Dividing this equation by $PV$, we are laft with$$\begin{equation} \begin{aligned} {C_V}\frac{{dP}}{P} + {C_P}\frac{{dV}}{V} = 0 \\ or\ \ \ \frac{{dP}}{P} + \gamma \frac{{dV}}{V} = 0 \\ or\ \ \ \int {\frac{{dP}}{P} + \gamma \int {\frac{{dV}}{V} = 0} } \\ or\ \ \ \ln \left( P \right) + \gamma \ln \left( V \right) = constant\end{aligned} \end{equation} $$

We can write this equation in the form$$P{V^\gamma } = constant$$

This equation is the condition that must be obeyed by an ideal gas in an adiabatic process.
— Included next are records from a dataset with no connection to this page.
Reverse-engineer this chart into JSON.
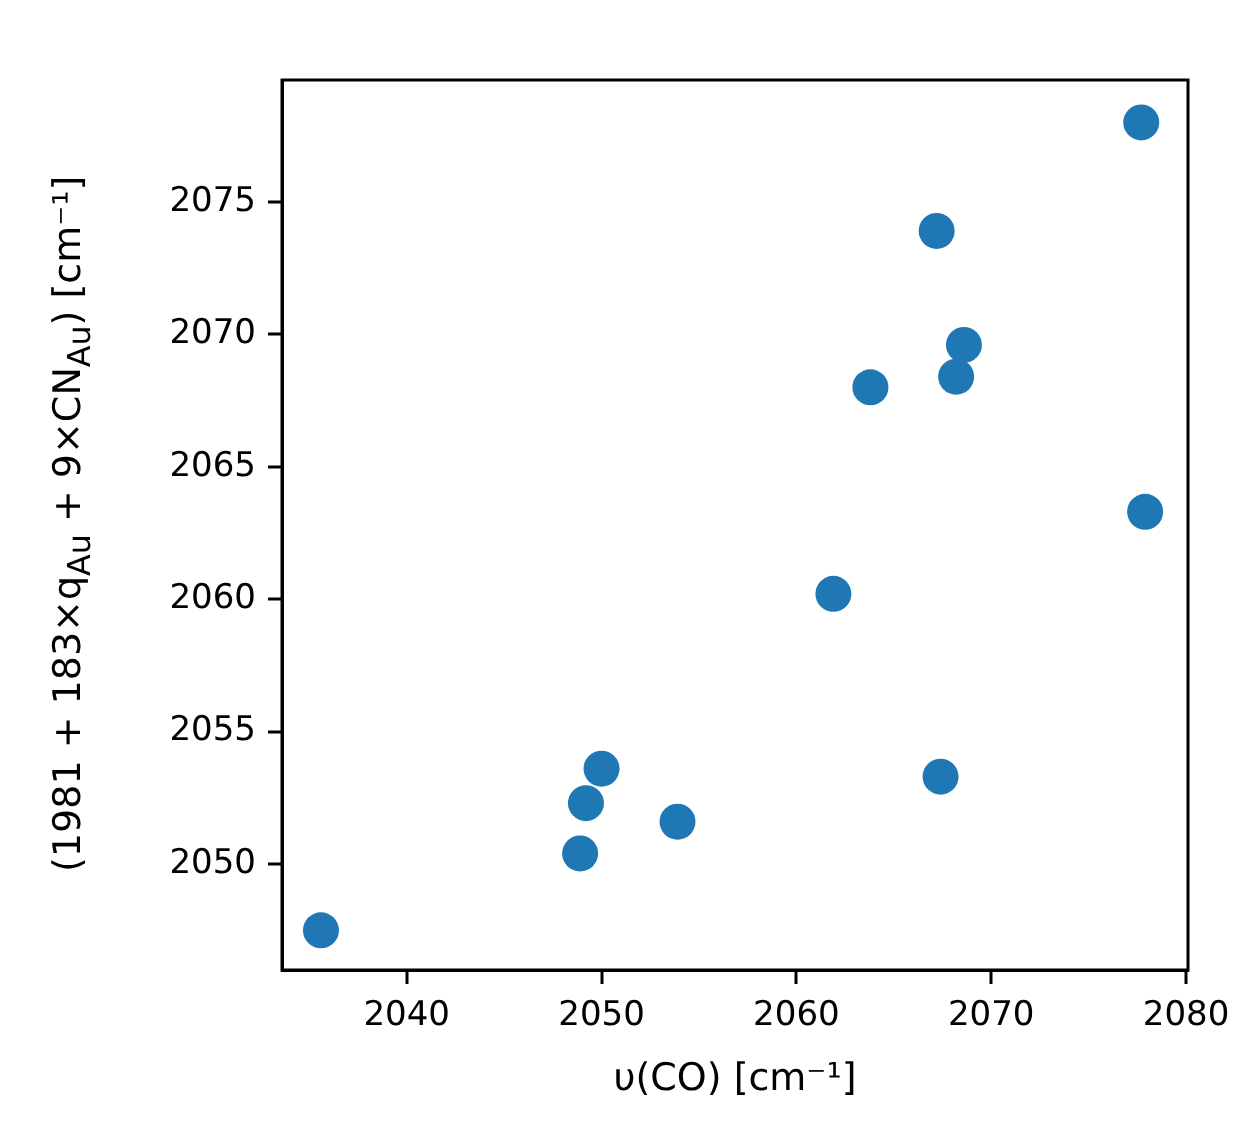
{
  "chart_data": {
    "type": "scatter",
    "xlabel": "υ(CO) [cm⁻¹]",
    "ylabel": "(1981 + 183×q$_{Au}$ + 9×CN$_{Au}$) [cm⁻¹]",
    "x": [
      2035.6,
      2048.9,
      2049.2,
      2050.0,
      2053.9,
      2061.9,
      2063.8,
      2067.2,
      2068.2,
      2068.6,
      2067.4,
      2077.7,
      2077.9
    ],
    "series": [
      {
        "color": "#1f77b4",
        "values": [
          2047.5,
          2050.4,
          2052.3,
          2053.6,
          2051.6,
          2060.2,
          2068.0,
          2073.9,
          2068.4,
          2069.6,
          2053.3,
          2078.0,
          2063.3
        ]
      }
    ],
    "xlim": [
      2033.6,
      2080.1
    ],
    "ylim": [
      2046.0,
      2079.6
    ],
    "xticks": [
      2040,
      2050,
      2060,
      2070,
      2080
    ],
    "yticks": [
      2050,
      2055,
      2060,
      2065,
      2070,
      2075
    ],
    "grid": false,
    "legend": false,
    "marker": "circle"
  }
}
For example, if an ideal gas makes an adiabatic transition from a state with pressure and volume ${{P_i}}$ and ${{V_i}}$ to a state with ${{P_f}}$ and ${{V_f}}$, then$${P_i}{V_i}^\gamma = {P_f}V_f^\gamma $$ The equation $P{V^\gamma } = constant$ can be written in terms of other pairs of thermodynamic variables by combining it with the ideal gas law $\left( {PV = nRT} \right)$ . In doing so we wil find that,$$T{V^{\gamma - 1}} = constant\ \ \ and\ \ \ {T^\gamma }{P^{\gamma - 1}} = constant$$

In an adiabatic process ($P{V^\gamma } = constant$), the slope of $PV$ diagram at any point is $$\begin{equation} \begin{aligned} \frac{{dP}}{{dV}} = \frac{d}{{dV}}\left( {\frac{{cons\tan t}}{{{V^\gamma }}}} \right) = - \gamma \left( {\frac{P}{V}} \right) \\ {(slope)_{adiabatic}} = - \gamma \left( {\frac{P}{V}} \right) \\\end{aligned} \end{equation} $$ Similarly in an isothermal process$\left( {PV = constant} \right)$, the slope of $PV$ diagram at any point is,

$$\frac{{dP}}{{dV}} = \frac{d}{{dV}}\left( {\frac{{cons\tan t}}{V}} \right) = - \left( {\frac{P}{V}} \right)$$$$or\ \ \ {(slope)_{isothermal}} = - \left( {\frac{P}{V}} \right)$$

Because $\gamma > 1$ ,the isothermal curve is not as steep as that for the adiabatic expansion.